The HRW press release explained: "The hospital in Vavuniya mirrors the town's internment centres. When Human Rights Watch visited, it lacked even the most basic necessities: many of the hospital beds had no sheets, blankets, or pillows. Despite the obvious lack of capacity to attend to the needs of the wounded, the hospital personnel reportedly were instructed by the authorities not to ask for any assistance from the international agencies, and very few agencies were allowed access. Relatives have had difficulty seeing patients, and some have later been visited by the security forces.

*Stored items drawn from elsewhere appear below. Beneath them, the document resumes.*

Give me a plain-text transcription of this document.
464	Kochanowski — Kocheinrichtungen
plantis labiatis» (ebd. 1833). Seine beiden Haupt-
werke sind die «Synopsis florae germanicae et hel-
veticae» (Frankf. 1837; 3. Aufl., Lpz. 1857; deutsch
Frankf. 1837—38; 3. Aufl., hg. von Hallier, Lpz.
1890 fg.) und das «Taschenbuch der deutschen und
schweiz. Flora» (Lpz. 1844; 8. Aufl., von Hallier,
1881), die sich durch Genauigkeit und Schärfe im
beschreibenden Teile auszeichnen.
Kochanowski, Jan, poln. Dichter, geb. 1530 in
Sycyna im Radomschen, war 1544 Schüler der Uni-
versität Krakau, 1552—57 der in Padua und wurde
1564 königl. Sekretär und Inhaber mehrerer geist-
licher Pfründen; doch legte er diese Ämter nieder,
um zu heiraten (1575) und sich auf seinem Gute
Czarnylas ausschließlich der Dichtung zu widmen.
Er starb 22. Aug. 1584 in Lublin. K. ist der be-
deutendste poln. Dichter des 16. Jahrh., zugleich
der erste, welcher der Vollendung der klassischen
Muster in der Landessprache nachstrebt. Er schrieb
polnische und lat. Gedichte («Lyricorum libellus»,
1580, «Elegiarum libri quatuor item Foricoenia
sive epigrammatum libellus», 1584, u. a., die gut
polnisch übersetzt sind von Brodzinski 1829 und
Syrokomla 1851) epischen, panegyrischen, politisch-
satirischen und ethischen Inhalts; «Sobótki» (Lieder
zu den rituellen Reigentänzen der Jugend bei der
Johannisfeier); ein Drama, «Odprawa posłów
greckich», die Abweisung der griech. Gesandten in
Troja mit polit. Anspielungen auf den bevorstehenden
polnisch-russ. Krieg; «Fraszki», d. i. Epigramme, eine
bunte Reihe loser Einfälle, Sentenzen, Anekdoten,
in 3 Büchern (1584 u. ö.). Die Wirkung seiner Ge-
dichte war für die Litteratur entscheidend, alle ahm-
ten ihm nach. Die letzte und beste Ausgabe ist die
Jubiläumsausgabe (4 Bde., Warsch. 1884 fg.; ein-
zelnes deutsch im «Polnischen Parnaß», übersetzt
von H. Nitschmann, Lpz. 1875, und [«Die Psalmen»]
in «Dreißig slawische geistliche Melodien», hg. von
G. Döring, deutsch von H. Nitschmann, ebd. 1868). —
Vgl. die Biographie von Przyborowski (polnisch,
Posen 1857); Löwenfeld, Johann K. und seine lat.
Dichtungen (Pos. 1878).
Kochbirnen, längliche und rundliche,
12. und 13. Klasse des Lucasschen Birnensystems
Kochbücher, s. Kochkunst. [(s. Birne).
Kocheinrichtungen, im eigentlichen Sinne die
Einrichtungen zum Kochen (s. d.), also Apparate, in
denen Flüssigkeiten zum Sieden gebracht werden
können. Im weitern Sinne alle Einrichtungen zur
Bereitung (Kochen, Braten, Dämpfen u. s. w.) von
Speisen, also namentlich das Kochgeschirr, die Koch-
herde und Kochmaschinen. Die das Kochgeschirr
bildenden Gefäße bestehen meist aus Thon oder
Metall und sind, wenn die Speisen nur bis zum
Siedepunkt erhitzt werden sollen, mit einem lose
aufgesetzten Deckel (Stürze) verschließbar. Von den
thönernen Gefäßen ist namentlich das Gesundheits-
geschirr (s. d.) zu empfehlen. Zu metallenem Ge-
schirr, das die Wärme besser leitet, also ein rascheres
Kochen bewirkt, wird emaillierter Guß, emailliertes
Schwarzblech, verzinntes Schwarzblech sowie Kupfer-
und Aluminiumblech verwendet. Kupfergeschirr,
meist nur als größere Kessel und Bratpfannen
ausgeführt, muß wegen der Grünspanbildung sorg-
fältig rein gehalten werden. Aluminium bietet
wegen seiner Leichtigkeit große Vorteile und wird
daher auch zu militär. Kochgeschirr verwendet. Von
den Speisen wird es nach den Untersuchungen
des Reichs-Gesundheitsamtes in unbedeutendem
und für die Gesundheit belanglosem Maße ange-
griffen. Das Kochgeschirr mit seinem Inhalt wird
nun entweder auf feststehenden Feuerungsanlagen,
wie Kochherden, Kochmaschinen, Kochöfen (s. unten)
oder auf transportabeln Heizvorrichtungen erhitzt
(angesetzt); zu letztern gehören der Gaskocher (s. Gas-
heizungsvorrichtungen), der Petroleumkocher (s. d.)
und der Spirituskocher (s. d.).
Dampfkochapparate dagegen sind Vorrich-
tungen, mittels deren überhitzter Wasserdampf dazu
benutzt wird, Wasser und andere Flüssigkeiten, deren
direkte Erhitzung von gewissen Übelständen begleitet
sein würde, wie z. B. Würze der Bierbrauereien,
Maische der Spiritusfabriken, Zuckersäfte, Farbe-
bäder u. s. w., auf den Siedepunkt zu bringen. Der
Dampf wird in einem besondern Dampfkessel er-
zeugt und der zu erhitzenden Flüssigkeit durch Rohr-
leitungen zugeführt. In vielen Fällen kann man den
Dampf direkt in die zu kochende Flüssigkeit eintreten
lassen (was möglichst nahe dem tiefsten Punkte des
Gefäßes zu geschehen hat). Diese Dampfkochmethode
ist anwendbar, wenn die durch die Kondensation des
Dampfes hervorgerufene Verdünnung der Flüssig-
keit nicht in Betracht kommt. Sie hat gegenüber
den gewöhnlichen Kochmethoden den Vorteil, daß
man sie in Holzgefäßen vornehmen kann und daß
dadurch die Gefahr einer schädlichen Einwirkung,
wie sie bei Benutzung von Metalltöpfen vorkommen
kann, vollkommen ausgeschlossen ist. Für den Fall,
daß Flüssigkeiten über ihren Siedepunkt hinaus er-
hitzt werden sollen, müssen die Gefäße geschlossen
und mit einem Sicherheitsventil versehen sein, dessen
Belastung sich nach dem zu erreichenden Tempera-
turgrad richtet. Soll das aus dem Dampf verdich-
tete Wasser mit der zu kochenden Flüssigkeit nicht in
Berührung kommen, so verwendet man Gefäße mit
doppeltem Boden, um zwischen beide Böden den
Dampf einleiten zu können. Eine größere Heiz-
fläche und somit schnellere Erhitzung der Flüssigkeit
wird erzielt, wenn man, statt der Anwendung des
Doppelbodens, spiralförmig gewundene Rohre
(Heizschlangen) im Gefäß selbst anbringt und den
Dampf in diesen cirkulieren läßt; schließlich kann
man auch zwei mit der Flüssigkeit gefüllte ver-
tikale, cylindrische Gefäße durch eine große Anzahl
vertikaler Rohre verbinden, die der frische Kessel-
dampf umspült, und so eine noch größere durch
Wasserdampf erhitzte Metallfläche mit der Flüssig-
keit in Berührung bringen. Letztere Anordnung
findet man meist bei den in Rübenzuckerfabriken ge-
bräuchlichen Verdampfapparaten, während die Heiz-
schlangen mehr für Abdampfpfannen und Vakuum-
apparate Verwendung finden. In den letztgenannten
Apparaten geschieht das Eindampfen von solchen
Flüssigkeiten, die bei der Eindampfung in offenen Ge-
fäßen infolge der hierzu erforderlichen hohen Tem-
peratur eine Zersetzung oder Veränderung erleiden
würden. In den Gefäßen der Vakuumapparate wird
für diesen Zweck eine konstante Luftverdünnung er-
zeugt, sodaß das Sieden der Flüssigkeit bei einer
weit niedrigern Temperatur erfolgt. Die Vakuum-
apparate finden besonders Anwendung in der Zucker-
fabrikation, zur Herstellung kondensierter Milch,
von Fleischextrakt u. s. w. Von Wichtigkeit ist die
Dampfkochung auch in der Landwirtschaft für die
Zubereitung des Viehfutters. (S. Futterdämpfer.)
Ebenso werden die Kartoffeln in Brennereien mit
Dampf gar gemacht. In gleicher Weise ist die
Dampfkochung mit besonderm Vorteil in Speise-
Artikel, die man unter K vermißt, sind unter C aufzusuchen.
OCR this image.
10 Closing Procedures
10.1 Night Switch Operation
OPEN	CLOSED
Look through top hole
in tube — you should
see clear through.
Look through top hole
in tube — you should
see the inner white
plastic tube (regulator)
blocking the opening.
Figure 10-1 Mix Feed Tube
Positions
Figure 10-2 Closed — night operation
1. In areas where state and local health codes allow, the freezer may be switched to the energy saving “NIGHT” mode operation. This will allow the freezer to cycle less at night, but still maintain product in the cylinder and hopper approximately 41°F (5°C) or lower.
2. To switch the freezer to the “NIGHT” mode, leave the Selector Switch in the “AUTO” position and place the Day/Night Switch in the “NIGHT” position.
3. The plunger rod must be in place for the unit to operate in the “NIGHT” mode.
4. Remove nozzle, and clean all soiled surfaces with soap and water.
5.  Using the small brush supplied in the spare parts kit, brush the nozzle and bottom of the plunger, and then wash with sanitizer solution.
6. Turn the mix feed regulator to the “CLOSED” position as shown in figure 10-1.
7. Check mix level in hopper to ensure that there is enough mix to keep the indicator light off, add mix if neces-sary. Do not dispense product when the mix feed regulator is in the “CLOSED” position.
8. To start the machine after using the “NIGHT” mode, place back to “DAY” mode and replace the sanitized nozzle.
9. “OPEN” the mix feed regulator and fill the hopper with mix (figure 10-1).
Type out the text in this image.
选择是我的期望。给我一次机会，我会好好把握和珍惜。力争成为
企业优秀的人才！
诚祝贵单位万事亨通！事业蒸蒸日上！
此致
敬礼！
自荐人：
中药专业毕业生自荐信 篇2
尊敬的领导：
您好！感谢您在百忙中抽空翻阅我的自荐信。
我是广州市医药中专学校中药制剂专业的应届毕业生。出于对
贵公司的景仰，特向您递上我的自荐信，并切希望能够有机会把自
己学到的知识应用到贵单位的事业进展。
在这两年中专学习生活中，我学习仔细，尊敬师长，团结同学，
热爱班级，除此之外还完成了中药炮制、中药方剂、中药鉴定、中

"The hospital is essentially run by the military and guarded even more closely than the camps. Uniformed servicemen patrol every ward of the hospital, the corridors, and the hospital yard." An aid agency worker told HRW that he was aware of three incidents in which the relatives of patients "had gone missing" after visiting the hospital.
The government detains all refugees in the so-called welfare camps without exception. Several sources reported on the "presence of plainclothes military intelligence and paramilitaries" in these detention camps. Local staff members have recognised members of the Peoples Liberation Organisation of Tamil Eelam (PLOTE)—a Tamil paramilitary that operates closely with the military and is notorious for human rights abuses.
The response of the Sri Lankan government and media to the HRW report has been predictable. Government spokesmen and newspaper commentators accused the human rights body of having "tarnished the image of the government." In fact, the report confirms what has been evident for many months—that President Mahinda Rajapakse and his government are waging a vicious communal war against the country's Tamil minority and are guilty of war crimes.